In the end, later this year, I hope to have the Foxgoyle story as a stand alone mini-book, hand-bound and printed with map included, to offer thru the shop or as a special addition to a Foxgoyle figure.  Perhaps the book will have a mini-mini Foxgoyle to go along with it? Who knows!

Anyway, welcome to another part of my world. . . I hope it inspires and delights!

Thank you for looking!

nicolas

Friday, January 1, 2016

New Work - January 2016

“Then up he got with a light heart, free from all his troubles, and walked on till he reached his mother's house, and told her how very easy the road to good luck was.”  - Jacob Grimm - Grimm Fairy Tales

The road to good luck, in creating, is really about balance. Finding the right mix of what people love with what we, as makers, love to do. It's very good luck indeed, and very easy, to e able to explore new work and new ideas. To me, it's the very epitome of happiness. 

My first-of-the-month blog posts will be a collection of new, unfinished and unreleased work to give you all an idea of what is coming from the shops and to talk a bit about what inspires these creations too!

This New Year post, let's just stay with mostly Bewilder and Pine: The last few weeks I have been creating SO many new items and organizing a year's worth of thoughts on direction and theme. 
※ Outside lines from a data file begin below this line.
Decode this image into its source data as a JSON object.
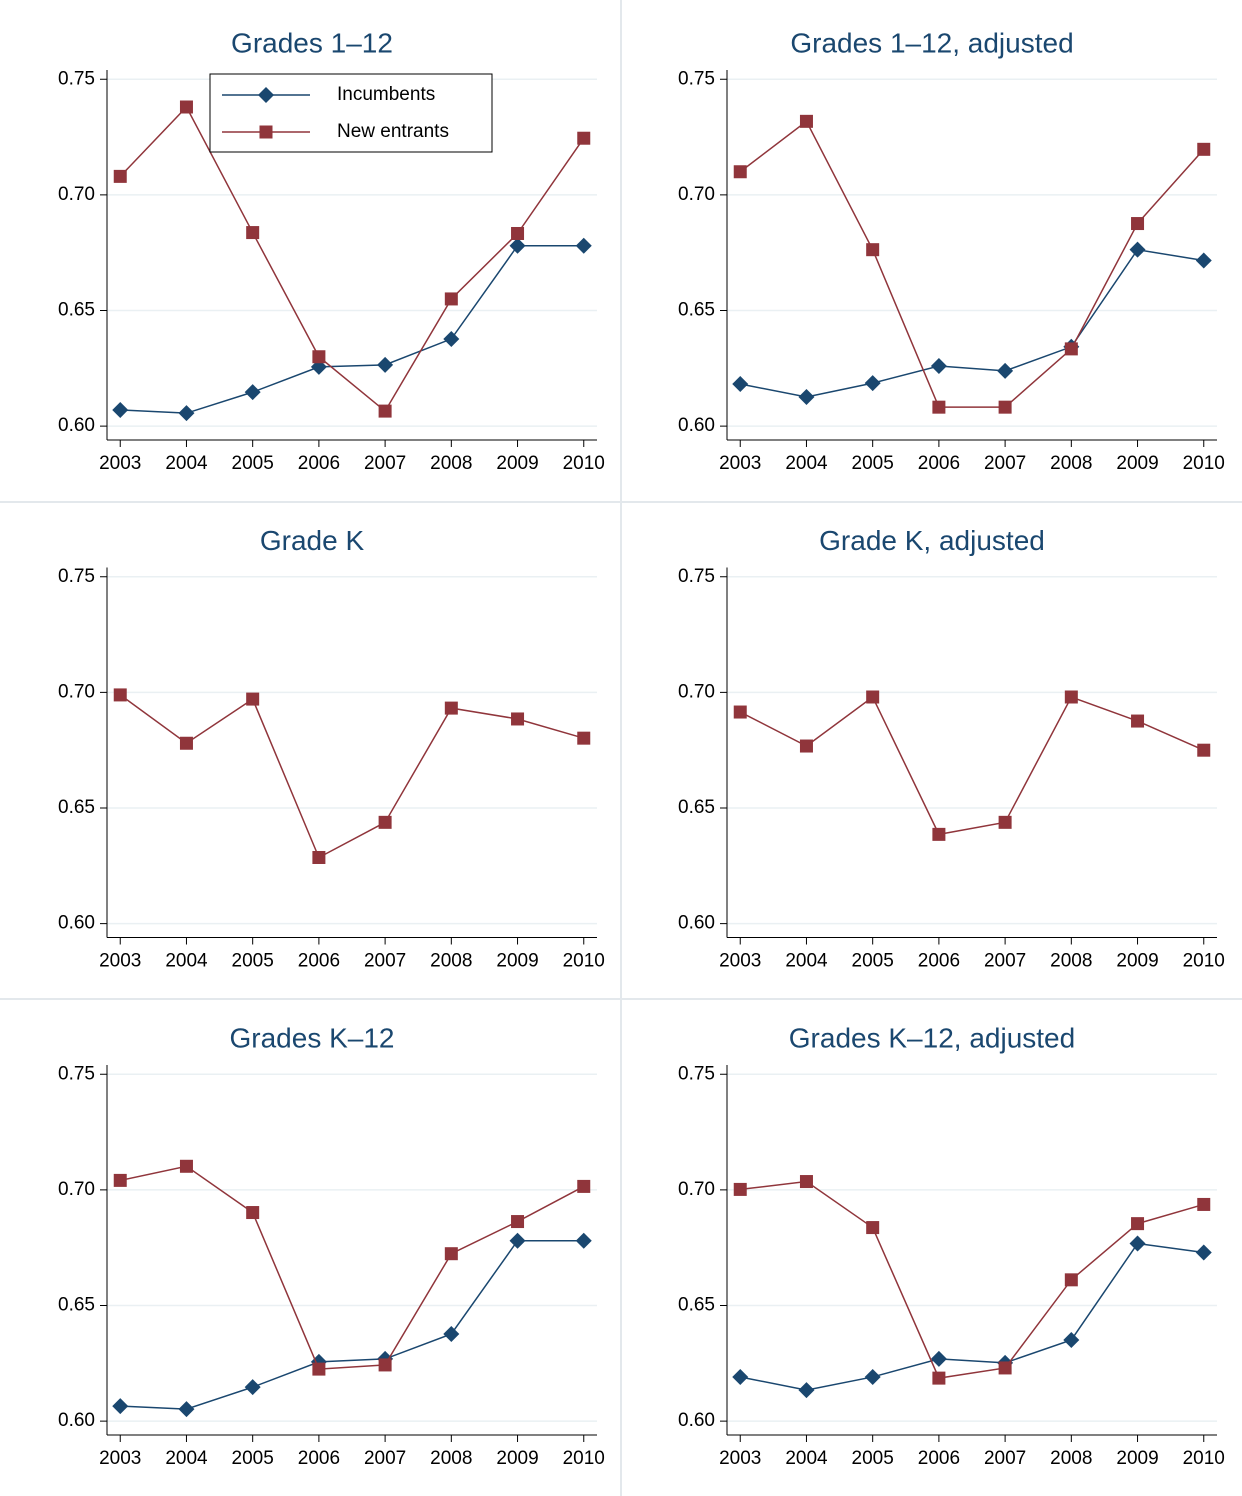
{
  "chart_data": [
    {
      "type": "line",
      "title": "Grades 1–12",
      "legend": "top",
      "x": [
        2003,
        2004,
        2005,
        2006,
        2007,
        2008,
        2009,
        2010
      ],
      "xlim": [
        2002.8,
        2010.2
      ],
      "xticks": [
        2003,
        2004,
        2005,
        2006,
        2007,
        2008,
        2009,
        2010
      ],
      "ylim": [
        0.594,
        0.754
      ],
      "yticks": [
        {
          "value": 0.6,
          "label": "0.60"
        },
        0.65,
        {
          "value": 0.7,
          "label": "0.70"
        },
        0.75
      ],
      "grid": true,
      "series": [
        {
          "name": "Incumbents",
          "color": "#1a476f",
          "marker": "diamond",
          "values": [
            0.607,
            0.6056,
            0.6147,
            0.6256,
            0.6265,
            0.6377,
            0.678,
            0.678
          ]
        },
        {
          "name": "New entrants",
          "color": "#90353b",
          "marker": "square",
          "values": [
            0.708,
            0.738,
            0.6837,
            0.63,
            0.6065,
            0.655,
            0.6833,
            0.7245
          ]
        }
      ]
    },
    {
      "type": "line",
      "title": "Grades 1–12, adjusted",
      "x": [
        2003,
        2004,
        2005,
        2006,
        2007,
        2008,
        2009,
        2010
      ],
      "xlim": [
        2002.8,
        2010.2
      ],
      "xticks": [
        2003,
        2004,
        2005,
        2006,
        2007,
        2008,
        2009,
        2010
      ],
      "ylim": [
        0.594,
        0.754
      ],
      "yticks": [
        {
          "value": 0.6,
          "label": "0.60"
        },
        0.65,
        {
          "value": 0.7,
          "label": "0.70"
        },
        0.75
      ],
      "grid": true,
      "series": [
        {
          "name": "Incumbents",
          "color": "#1a476f",
          "marker": "diamond",
          "values": [
            0.6182,
            0.6126,
            0.6186,
            0.626,
            0.6239,
            0.6343,
            0.6763,
            0.6716
          ]
        },
        {
          "name": "New entrants",
          "color": "#90353b",
          "marker": "square",
          "values": [
            0.71,
            0.7318,
            0.6763,
            0.6082,
            0.6082,
            0.6334,
            0.6876,
            0.7197
          ]
        }
      ]
    },
    {
      "type": "line",
      "title": "Grade K",
      "x": [
        2003,
        2004,
        2005,
        2006,
        2007,
        2008,
        2009,
        2010
      ],
      "xlim": [
        2002.8,
        2010.2
      ],
      "xticks": [
        2003,
        2004,
        2005,
        2006,
        2007,
        2008,
        2009,
        2010
      ],
      "ylim": [
        0.594,
        0.754
      ],
      "yticks": [
        {
          "value": 0.6,
          "label": "0.60"
        },
        0.65,
        {
          "value": 0.7,
          "label": "0.70"
        },
        0.75
      ],
      "grid": true,
      "series": [
        {
          "name": "New entrants",
          "color": "#90353b",
          "marker": "square",
          "values": [
            0.6989,
            0.678,
            0.6971,
            0.6286,
            0.6438,
            0.6932,
            0.6885,
            0.6802
          ]
        }
      ]
    },
    {
      "type": "line",
      "title": "Grade K, adjusted",
      "x": [
        2003,
        2004,
        2005,
        2006,
        2007,
        2008,
        2009,
        2010
      ],
      "xlim": [
        2002.8,
        2010.2
      ],
      "xticks": [
        2003,
        2004,
        2005,
        2006,
        2007,
        2008,
        2009,
        2010
      ],
      "ylim": [
        0.594,
        0.754
      ],
      "yticks": [
        {
          "value": 0.6,
          "label": "0.60"
        },
        0.65,
        {
          "value": 0.7,
          "label": "0.70"
        },
        0.75
      ],
      "grid": true,
      "series": [
        {
          "name": "New entrants",
          "color": "#90353b",
          "marker": "square",
          "values": [
            0.6915,
            0.6768,
            0.698,
            0.6386,
            0.6438,
            0.698,
            0.6876,
            0.675
          ]
        }
      ]
    },
    {
      "type": "line",
      "title": "Grades K–12",
      "x": [
        2003,
        2004,
        2005,
        2006,
        2007,
        2008,
        2009,
        2010
      ],
      "xlim": [
        2002.8,
        2010.2
      ],
      "xticks": [
        2003,
        2004,
        2005,
        2006,
        2007,
        2008,
        2009,
        2010
      ],
      "ylim": [
        0.594,
        0.754
      ],
      "yticks": [
        {
          "value": 0.6,
          "label": "0.60"
        },
        0.65,
        {
          "value": 0.7,
          "label": "0.70"
        },
        0.75
      ],
      "grid": true,
      "series": [
        {
          "name": "Incumbents",
          "color": "#1a476f",
          "marker": "diamond",
          "values": [
            0.6065,
            0.6052,
            0.6147,
            0.6256,
            0.6269,
            0.6377,
            0.678,
            0.678
          ]
        },
        {
          "name": "New entrants",
          "color": "#90353b",
          "marker": "square",
          "values": [
            0.7041,
            0.7102,
            0.6902,
            0.6225,
            0.6243,
            0.6724,
            0.6863,
            0.7015
          ]
        }
      ]
    },
    {
      "type": "line",
      "title": "Grades K–12, adjusted",
      "x": [
        2003,
        2004,
        2005,
        2006,
        2007,
        2008,
        2009,
        2010
      ],
      "xlim": [
        2002.8,
        2010.2
      ],
      "xticks": [
        2003,
        2004,
        2005,
        2006,
        2007,
        2008,
        2009,
        2010
      ],
      "ylim": [
        0.594,
        0.754
      ],
      "yticks": [
        {
          "value": 0.6,
          "label": "0.60"
        },
        0.65,
        {
          "value": 0.7,
          "label": "0.70"
        },
        0.75
      ],
      "grid": true,
      "series": [
        {
          "name": "Incumbents",
          "color": "#1a476f",
          "marker": "diamond",
          "values": [
            0.6191,
            0.6134,
            0.6191,
            0.6269,
            0.6252,
            0.6351,
            0.6768,
            0.6729
          ]
        },
        {
          "name": "New entrants",
          "color": "#90353b",
          "marker": "square",
          "values": [
            0.7002,
            0.7036,
            0.6837,
            0.6186,
            0.623,
            0.6611,
            0.6854,
            0.6937
          ]
        }
      ]
    }
  ]
}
So to kick it off, here are the newest and latest creations!

Beginning with. . . GARGOYLES!

A Bewilder and Pine gargoyle "standard" surrounded by new Foxgoyles and a Winged Catgoyle too!

Loving the faceted Swarovski Crystal eyes for the Foxgoyles!

I've been wanting to create an entire world/story/myth around these little ones for a few years now!


Next up. . . Mushroom Houses and Fairy Towers!

These are around 4.5" tall! Another item from my "really want to create" list for a year now.

Bringing back the little potted Fairy houses with some detail additions like textured walls and rooftops!

This is a variation on my original Stargazer House just much bigger & more appropriate to the telescope and moon I think!

And this little cutie with a spin-able winged finial on top!
And. . . the TINY ROBOTS!

Making these little rusty Tiny Robots is just pure bliss!

And finally a few examples from recent work in Shadow of the Sphinx as well:

Djed Pillar - Symbol of Stability and Strength

Two different Sekhmet lioness styles. Working on the "Lady of Light" always seems appropriate for the new year!
So that's a peek at what's going on here this New Years and I look forward to keeping up with the blog and sharing more with you all soon!

Have a very lovely New Year and make it creative and blissful ALL year long!